William Halliday Welsh
- Birth name: William Halliday Welsh
- Date of birth: 4 September 1879
- Place of birth: Edinburgh, Scotland
- Date of death: 30 June 1972 (aged 92)
- Height: 5 ft 10 in (1.78 m)
- Weight: 75 kg (11 st 11 lb; 165 lb)

Rugby union career
- Position(s): Wing

Amateur team(s)
- Years: Team / Apps / (Points)
- Edinburgh University /  / ()
- –: Merchistonians /  / ()

Provincial / State sides
- Years: Team / Apps / (Points)
- 1900: Edinburgh District /  / ()
- 1901: Cities District /  / ()

International career
- Years: Team / Apps / (Points)
- 1900–02: Scotland / 8 / (12)

58th President of the Scottish Rugby Union
- In office 1938–1939
- Preceded by: Alfred Lawrie
- Succeeded by: Patrick Munro

= William Halliday Welsh =

Scotland international rugby union player

Dr. William Halliday Welsh (4 September 1879 – 30 June1972) was a Scottish international rugby union player. He became the 58th President of the Scottish Rugby Union.

==Rugby Union career==

===Amateur career===

Welsh played for Edinburgh University. He was part of a famous University back line in 1901–02 season: Alec Boswell Timms, James Barnett Allison (of Ireland), and Alfred Fell together with Welsh and Alexander William Duncan at Full Back. The half back pairing of Ernest Simson and Frank Fasson completed the international line-up of backs.
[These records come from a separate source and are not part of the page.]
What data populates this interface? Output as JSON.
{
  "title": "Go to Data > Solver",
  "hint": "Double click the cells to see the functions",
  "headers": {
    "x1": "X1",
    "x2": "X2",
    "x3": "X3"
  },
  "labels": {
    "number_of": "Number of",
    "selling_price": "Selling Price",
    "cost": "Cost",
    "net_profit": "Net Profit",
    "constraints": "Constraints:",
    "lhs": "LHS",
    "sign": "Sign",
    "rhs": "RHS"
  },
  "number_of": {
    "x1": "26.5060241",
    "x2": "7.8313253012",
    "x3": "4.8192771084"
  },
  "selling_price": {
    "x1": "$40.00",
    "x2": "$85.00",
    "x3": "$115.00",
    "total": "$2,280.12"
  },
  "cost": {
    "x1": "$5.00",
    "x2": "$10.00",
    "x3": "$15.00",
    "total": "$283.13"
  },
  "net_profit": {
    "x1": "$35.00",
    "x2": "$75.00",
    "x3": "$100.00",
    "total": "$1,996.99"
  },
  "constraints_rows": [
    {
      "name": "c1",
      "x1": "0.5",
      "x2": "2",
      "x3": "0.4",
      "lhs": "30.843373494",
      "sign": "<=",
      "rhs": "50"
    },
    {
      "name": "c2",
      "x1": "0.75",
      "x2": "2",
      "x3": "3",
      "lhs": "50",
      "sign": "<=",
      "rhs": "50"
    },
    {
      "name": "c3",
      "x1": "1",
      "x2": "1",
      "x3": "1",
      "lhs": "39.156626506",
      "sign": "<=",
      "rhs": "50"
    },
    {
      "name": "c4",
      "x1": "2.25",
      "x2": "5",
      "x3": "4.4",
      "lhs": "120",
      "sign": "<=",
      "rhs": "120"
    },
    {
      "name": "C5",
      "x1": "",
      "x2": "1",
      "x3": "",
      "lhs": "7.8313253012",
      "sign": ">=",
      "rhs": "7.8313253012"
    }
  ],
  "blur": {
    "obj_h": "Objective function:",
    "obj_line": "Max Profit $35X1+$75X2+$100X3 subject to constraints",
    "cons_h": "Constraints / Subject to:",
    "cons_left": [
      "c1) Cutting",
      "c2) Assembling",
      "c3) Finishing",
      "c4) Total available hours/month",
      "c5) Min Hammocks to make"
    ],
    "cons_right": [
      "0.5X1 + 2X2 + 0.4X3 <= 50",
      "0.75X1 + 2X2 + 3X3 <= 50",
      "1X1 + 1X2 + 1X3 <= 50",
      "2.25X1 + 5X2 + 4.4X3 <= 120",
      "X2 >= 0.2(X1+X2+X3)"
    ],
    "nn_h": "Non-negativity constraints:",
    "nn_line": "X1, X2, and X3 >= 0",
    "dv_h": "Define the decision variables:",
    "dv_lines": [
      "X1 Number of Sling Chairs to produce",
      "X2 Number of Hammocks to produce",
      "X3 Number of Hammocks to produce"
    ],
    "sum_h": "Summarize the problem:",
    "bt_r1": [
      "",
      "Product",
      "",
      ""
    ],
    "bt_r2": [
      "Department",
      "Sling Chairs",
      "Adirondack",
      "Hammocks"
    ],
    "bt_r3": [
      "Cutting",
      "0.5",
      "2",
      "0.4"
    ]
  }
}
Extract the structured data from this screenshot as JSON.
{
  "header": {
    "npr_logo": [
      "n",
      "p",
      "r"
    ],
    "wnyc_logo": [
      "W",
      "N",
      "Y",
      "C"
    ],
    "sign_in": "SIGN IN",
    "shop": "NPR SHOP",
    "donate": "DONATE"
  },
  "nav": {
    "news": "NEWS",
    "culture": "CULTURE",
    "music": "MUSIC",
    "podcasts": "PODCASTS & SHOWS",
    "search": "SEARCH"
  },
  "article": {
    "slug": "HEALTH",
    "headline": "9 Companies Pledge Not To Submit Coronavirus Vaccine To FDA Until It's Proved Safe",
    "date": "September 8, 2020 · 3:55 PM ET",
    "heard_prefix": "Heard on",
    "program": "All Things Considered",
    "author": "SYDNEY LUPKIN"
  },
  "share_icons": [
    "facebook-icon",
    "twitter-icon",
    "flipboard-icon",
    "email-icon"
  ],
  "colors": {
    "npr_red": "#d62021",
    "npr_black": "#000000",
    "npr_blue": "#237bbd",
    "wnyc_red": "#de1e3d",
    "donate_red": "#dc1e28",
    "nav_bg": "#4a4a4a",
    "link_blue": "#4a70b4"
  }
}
For 4 straight seasons, the Edinburgh University side had won the Scottish Unofficial Championship from 1899 to 1903, albeit in 3 of those seasons they shared the title with Edinburgh Academicals and Hawick (1899–1900), Watsonians (1901–02), and Glasgow Academicals (1902–03). The 1900–01 season championship was won outright by the University.

He also played for Merchistonians.

===Provincial career===

He played for Edinburgh District in 1900.

He played for the Cities District in 1901.

===International career===

He was capped 8 times for Scotland in the period 1900–02.

The Scottish Referee included this biography of Welsh in the buildup to the Scotland versus Wales match in 1901: '[Welsh] is one of the best athletes Merchiston and Scotland have produced. Three-Quarter mile champion of Scotland and at present the holder of all three short distance championships. One of the fastest men who ever played for Scotland, perhaps only equalled by W. A. Peterkin and George Campbell Lindsay. A splendid tackler, and a fine kicker with either foot. A strong, determined runner, but a little lacking in dodging ability. Combines splendidly with Alec Boswell Timms. Capped against Ireland and England last year. Saved Scotland last year from defeat by England by his great tackling of William Bunting and Forrest when clean away.'

===Administrative career===

He was President of the Scottish Rugby Union for the period 1938 to 1939.

After being President, Welsh was elected as a Special Representative on the board of the SRU.